Smart Pill Reports Back

The medicine cabinet of the future could help make sure patients take their medications on time via a myriad of smart technologies. There are already pill bottles that wirelessly report to a computer when a cap has been opened, and devices for automatically dispensing medicine at the right time, and for reminding patients to take their meds.

Pill police: This capsule, which wraps around a standard pill capsule, includes a microchip and a tiny antenna etched from silver ink to track when and if the pill was taken.

Now researchers at the University of Florida have engineered a smart pill with a tiny antenna and microchip that could signal when it has made it into a patient's stomach--reporting to a cell phone or computer that she has taken her medicine. Their design is the latest of several high-tech pill-reporting efforts to improve patient adherence and provide accurate reporting. 

The prototype pill is composed of a standard pill capsule, wrapped in a thin label etched in silver nano-ink, comprising an antenna. The team also outfitted the label with a tiny microchip, which can be loaded with sensors to detect measurements like body temperature or pH levels. Both the antenna and microchip communicate with an external transmitter, which researchers say could be fashioned into a wearable device such as a wristband. The transmitter sends low frequency pulses into the body; the pill's antenna tunes into the transmitter's specific frequency, and sends pulses back, along with data collected from the microchip, potentially including the time when the patient ingested the pill, and the type of pill taken. 

Daniel Touchette, assistant professor of pharmacy practice at the University of Illinois at Chicago, studies the use of technology to improve patient compliance. "With tuberculosis or mental illness, where you want to make sure they're taking the meds, this system would make sure people are taking their meds, and potentially cut down on nursing time," says Touchette, who was not involved in the research. 

Such smart pills could also help pharmaceutical companies test new drugs. Currently, the main way companies can keep track of whether subjects take a given drug or placebo is through patient diaries, which can be easily doctored to skew a drug trial's results. To counter this, companies test the drug on very large populations of subjects in order to get statistically relevant results, which can get expensive.

Rizwan Bashirullah, assistant professor of electrical and computer engineering at the University of Florida, says pills that report back when ingested could significantly improve a drug trial's accuracy, and potentially cut costs. He and his colleagues have spun off a company, eTect, to further develop the smart pill system and market it to pharmaceutical companies.

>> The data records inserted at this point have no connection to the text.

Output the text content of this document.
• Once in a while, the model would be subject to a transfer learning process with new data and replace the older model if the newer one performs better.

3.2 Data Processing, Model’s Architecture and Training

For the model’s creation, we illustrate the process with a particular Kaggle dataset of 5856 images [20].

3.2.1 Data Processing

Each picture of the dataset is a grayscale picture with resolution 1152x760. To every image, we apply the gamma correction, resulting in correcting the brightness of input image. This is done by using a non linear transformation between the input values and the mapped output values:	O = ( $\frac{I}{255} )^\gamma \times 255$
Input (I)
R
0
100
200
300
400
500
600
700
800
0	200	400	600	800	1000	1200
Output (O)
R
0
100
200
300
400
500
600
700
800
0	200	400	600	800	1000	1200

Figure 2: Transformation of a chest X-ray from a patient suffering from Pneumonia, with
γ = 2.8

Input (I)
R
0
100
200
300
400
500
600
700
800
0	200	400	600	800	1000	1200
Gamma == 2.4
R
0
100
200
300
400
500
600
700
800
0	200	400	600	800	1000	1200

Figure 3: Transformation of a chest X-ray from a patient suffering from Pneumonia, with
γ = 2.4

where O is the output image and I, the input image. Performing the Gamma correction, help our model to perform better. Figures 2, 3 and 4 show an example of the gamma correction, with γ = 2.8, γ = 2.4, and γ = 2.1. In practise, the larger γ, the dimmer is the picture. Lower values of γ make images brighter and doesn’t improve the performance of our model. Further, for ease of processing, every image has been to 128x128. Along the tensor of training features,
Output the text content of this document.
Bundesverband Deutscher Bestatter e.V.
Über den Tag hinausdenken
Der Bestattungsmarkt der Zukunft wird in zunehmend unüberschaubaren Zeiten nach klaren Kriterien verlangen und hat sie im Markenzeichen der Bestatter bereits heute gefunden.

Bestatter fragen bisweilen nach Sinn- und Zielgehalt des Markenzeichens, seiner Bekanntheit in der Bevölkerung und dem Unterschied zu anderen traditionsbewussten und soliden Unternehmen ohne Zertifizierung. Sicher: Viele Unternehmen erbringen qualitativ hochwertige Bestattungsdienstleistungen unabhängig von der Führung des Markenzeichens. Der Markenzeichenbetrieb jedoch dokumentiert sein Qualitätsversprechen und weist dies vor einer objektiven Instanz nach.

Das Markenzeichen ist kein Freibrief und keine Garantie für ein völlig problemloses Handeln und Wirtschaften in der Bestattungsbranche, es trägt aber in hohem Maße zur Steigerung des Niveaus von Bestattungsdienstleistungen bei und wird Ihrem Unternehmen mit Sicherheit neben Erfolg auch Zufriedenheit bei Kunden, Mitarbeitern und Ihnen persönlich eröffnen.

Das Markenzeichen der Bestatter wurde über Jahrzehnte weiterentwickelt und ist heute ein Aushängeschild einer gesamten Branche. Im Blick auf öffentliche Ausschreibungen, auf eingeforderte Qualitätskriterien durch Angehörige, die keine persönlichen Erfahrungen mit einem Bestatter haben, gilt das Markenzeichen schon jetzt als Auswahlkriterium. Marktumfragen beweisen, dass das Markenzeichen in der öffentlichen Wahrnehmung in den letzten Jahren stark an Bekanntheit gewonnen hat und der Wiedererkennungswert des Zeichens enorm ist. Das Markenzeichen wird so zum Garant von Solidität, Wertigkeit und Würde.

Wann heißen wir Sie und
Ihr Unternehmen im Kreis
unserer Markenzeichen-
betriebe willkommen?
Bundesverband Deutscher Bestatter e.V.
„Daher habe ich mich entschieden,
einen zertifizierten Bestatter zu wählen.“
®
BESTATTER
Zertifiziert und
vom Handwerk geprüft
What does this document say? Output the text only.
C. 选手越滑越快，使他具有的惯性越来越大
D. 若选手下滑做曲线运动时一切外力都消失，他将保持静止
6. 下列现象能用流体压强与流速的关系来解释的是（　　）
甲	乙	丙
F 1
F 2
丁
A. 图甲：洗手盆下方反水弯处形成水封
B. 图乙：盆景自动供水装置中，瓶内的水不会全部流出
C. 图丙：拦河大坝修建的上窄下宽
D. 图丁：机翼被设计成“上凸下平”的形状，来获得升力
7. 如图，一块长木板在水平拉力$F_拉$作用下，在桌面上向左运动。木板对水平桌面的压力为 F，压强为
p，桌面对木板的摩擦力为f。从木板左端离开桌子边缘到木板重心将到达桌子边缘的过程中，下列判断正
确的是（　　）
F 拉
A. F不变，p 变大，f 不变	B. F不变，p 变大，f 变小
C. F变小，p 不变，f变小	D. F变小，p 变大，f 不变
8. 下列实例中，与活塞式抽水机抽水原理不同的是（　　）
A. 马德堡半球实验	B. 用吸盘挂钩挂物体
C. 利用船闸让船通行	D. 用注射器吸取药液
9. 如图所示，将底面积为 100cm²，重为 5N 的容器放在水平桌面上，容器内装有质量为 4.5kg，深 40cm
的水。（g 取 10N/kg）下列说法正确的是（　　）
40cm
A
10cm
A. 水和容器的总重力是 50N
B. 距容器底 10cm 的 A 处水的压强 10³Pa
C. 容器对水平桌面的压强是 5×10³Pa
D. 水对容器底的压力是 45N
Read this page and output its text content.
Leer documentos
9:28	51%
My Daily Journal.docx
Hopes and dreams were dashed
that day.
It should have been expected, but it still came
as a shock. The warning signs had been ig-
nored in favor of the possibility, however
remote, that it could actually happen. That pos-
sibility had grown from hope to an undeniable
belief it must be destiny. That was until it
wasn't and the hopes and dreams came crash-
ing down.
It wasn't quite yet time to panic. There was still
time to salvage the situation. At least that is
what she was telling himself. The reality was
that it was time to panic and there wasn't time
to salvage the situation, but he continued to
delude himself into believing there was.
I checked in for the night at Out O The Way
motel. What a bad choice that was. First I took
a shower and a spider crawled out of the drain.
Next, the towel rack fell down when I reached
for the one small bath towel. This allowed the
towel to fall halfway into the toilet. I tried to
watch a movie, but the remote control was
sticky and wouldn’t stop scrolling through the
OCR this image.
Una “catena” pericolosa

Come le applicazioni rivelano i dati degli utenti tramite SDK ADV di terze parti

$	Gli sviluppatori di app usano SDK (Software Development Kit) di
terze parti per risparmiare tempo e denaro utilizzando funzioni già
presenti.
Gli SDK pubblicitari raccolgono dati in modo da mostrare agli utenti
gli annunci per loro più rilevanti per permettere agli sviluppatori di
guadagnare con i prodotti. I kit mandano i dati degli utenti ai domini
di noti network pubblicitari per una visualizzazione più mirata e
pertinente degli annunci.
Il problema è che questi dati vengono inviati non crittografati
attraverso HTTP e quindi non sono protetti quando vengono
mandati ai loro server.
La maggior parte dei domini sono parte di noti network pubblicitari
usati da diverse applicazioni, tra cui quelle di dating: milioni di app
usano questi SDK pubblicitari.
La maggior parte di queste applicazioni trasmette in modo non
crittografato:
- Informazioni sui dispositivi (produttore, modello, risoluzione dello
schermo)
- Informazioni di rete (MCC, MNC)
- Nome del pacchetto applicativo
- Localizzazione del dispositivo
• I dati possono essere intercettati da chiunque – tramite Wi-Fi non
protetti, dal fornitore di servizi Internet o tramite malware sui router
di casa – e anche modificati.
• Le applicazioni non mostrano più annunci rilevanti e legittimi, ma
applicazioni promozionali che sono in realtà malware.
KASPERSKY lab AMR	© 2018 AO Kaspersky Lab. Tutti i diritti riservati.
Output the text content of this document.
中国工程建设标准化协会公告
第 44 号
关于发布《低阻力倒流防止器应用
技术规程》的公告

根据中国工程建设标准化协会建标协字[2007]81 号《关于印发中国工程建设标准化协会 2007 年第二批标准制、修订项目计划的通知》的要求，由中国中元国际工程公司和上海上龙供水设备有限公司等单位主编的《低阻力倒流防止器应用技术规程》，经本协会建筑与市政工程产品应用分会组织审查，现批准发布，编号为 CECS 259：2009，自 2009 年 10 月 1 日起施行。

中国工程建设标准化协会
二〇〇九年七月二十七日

"The vision for this would be to create something you could stick on a capsule on a large scale manufacturing basis," says Bashirullah. "The same way you do a label on a Tylenol pill, we're envisioning a printing system where they print thousand of pills a second."

Bashirullah says one big advantage of the smart pill is that it doesn't require an onboard battery. Instead, the pill's antenna picks up the transmitter's low frequency energy. The team has so far tested the smart pill in models that simulate the electrical properties of a human body. They were able to find a low frequency signal that elicited a response from the pill's antenna within a few milliseconds. 

Maysam Ghovanloo, assistant professor of electrical and computer engineering at Georgia Institute of Technology, has designed a similar smart pill that contains a tiny magnet. A magnetic necklace worn by a patient creates a magnetic field only when it detects the magnetized pill in the digestive tract. And a company called Proteus Biomedical has designed a smart pill tagged with a chemical that reacts with stomach acid to produce an electrical signal that can be transmitted to an external receiver. 

Ghovanloo says both these competing designs employ relatively passive external receivers. "The burden is on the pill to announce and identify itself," says Ghovanloo. In contrast, the University of Florida's design relies more on the external transmitter to send signals, searching for the presence of a pill. 

"The question is, how much energy can you store in that wristwatch to be sufficient," says Ghovanloo. "If they resolve that issue, the advantage would be the simplicity and small size of the pill."

As a power solution, Bashirullah says the system could be paired with other technologies, such as automated reminders from cellphones that could momentarily turn on the external transmitter to search for the presence of a pill. 

"It has to be integrated with other technologies," says Bashirullah. "There's certainly going to be power constraints, and that's something we're looking at now."